Mesmo não sendo um espetáculo da Cia dos Atores, Gasparani está em absoluta sinergia com os princípios e ideais de sua Cia. Não por acaso que ele resolveu escolher para a comemoração de seus 40 anos de carreira, nos apresentar a conturbada história de quem? Justamente a de um ator, a de um mito da indústria cinematográfica americana; amigo de Elizabeth Taylor, e galã sensível de voz grave e suave. E juntando com tudo isso a dificuldade em ser um ator homossexual nos anos 40 do século passado. Em uma concepção intimista de Fernando Philbert, a encenação nos coloca dentro do lugar mais íntimo de uma casa: o banheiro de Clift. Repleto de simbologias, a cenografia de Natália Lana, nos apresenta uma banheira em mármore. e que nos remete a um suntuoso mausoléu; que prenuncia aquilo que a atmosfera pesada do ambiente, nos faz enxergar: o esgoto e os holofotes de Hollywood. O banheiro, o local de nossa casa onde descartamos tudo aquilo que o corpo não pode reter. O banheiro, aquele, que nos comunica com o lado externo; e onde provavelmente foi o local de seu apartamento de Nova York onde Mont – como era chamado pelos amigos -, supostamente morreu. E é sobre isso de que se trata a peça, do quanto que a vida interior, e interna, resvala para fora, quando seria preciso manter tudo perfumado, mesmo que em baixo de tudo estejam os excrementos de uma sociedade bárbara no policiamento da vida alheia.
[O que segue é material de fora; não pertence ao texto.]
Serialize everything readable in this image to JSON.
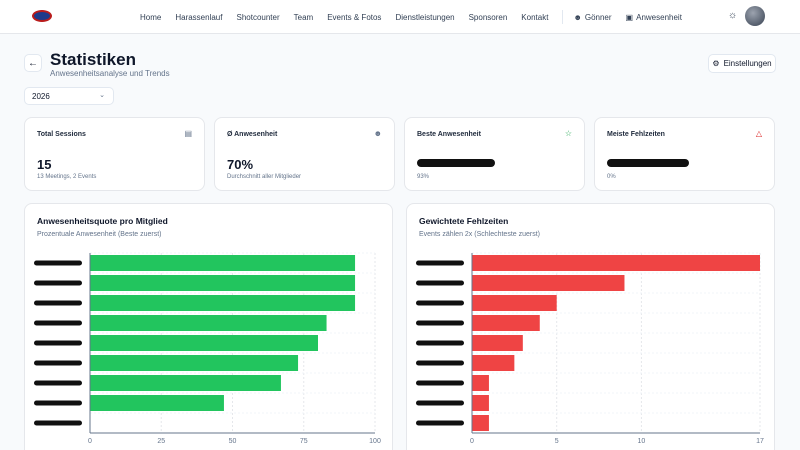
{
  "nav": {
    "items": [
      "Home",
      "Harassenlauf",
      "Shotcounter",
      "Team",
      "Events & Fotos",
      "Dienstleistungen",
      "Sponsoren",
      "Kontakt"
    ],
    "goenner": "Gönner",
    "anwesenheit": "Anwesenheit"
  },
  "page": {
    "title": "Statistiken",
    "subtitle": "Anwesenheitsanalyse und Trends",
    "settings_label": "Einstellungen",
    "year": "2026"
  },
  "cards": [
    {
      "label": "Total Sessions",
      "value": "15",
      "sub": "13 Meetings, 2 Events",
      "icon": "calendar-icon"
    },
    {
      "label": "Ø Anwesenheit",
      "value": "70%",
      "sub": "Durchschnitt aller Mitglieder",
      "icon": "users-icon"
    },
    {
      "label": "Beste Anwesenheit",
      "value": "",
      "sub": "93%",
      "icon": "trophy-icon"
    },
    {
      "label": "Meiste Fehlzeiten",
      "value": "",
      "sub": "0%",
      "icon": "alert-icon"
    }
  ],
  "colors": {
    "green": "#22c55e",
    "red": "#ef4444",
    "trophy": "#16a34a",
    "alert": "#dc2626"
  },
  "chart_data": [
    {
      "type": "bar",
      "orientation": "horizontal",
      "title": "Anwesenheitsquote pro Mitglied",
      "subtitle": "Prozentuale Anwesenheit (Beste zuerst)",
      "xlim": [
        0,
        100
      ],
      "xticks": [
        "0",
        "25",
        "50",
        "75",
        "100"
      ],
      "values": [
        93,
        93,
        93,
        83,
        80,
        73,
        67,
        47,
        null
      ]
    },
    {
      "type": "bar",
      "orientation": "horizontal",
      "title": "Gewichtete Fehlzeiten",
      "subtitle": "Events zählen 2x (Schlechteste zuerst)",
      "xlim": [
        0,
        17
      ],
      "xticks": [
        "0",
        "5",
        "10",
        "17"
      ],
      "values": [
        17,
        9,
        5,
        4,
        3,
        2.5,
        1,
        1,
        1
      ]
    }
  ]
}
Onde vidas artísticas precisam ser esculpidas para serem um modelo de tudo aquilo que não se é fora de cena. A iluminação, em refletores móveis, em maquinário em sanfona, junto com rebatedores de luz, de Vilmar Olos; nos transportam a um ambiente dos sets de filmagens. A simbiose perfeita entre a magia do teatro, e a ilusão do cinema, se dá nas intervenções sonoras dos trechos de filmes, apenas narrados por áudio, onde clift atuou. Nestes momentos, o teatro dialoga com o cinema, por alguns segundos mágicos, e conduz as nossas mentes a recriarem pelo som das vozes e a trilha- a cargo da captação delicada de Marcelo Alonso Neves -, as imagens de uma era nostálgica da sétima arte. Um grande acerto!

A construção da personagem de Clift por Gasparani é carregada de sensibilidade, onde ele precisa lidar já no começo da encenação com cenas em alta voltagem, mesclada por doses de respiro, suavidade e consciência cênica calculada. Onde o figurino de Marieta Spada colabora para a sua composição ir do lixo ao luxo. Um expediente de ator que enriquece a trajetória de ruína da personagem, e que no decorrer do espetáculo vai recuperando a bonita, e bem vestida silhueta de uma estrela bem-sucedida. O que nos toca grandemente, em todo este contexto de discussão tão necessária e urgente nos dias de hoje – onde o Brasil vive em um fio tênue entre a democracia e o fascismo -, é perceber que ainda que de forma implícita, Gasparani, está também sinceramente falando da sua condição de ator que é, e de nós todos que também o somos, e seguimos enfrentando essas cobranças infundadas até os dias de hoje: o patrulhamento da sexualidade alheia, conduzida por uma parte extremista da nossa sociedade, no que diz respeito as nossas escolhas particulares, e as nossas vidas privadas fora dos palcos e das telas.

Ao final de tudo isso, assim como para Clift o foi, com certeza para Gasparani o é, e para todos nós atores de qualquer época, também o são: “quando a luz se apagar, nunca mais haverá outra felicidade senão aquela, a estúpida felicidade de ser outro.”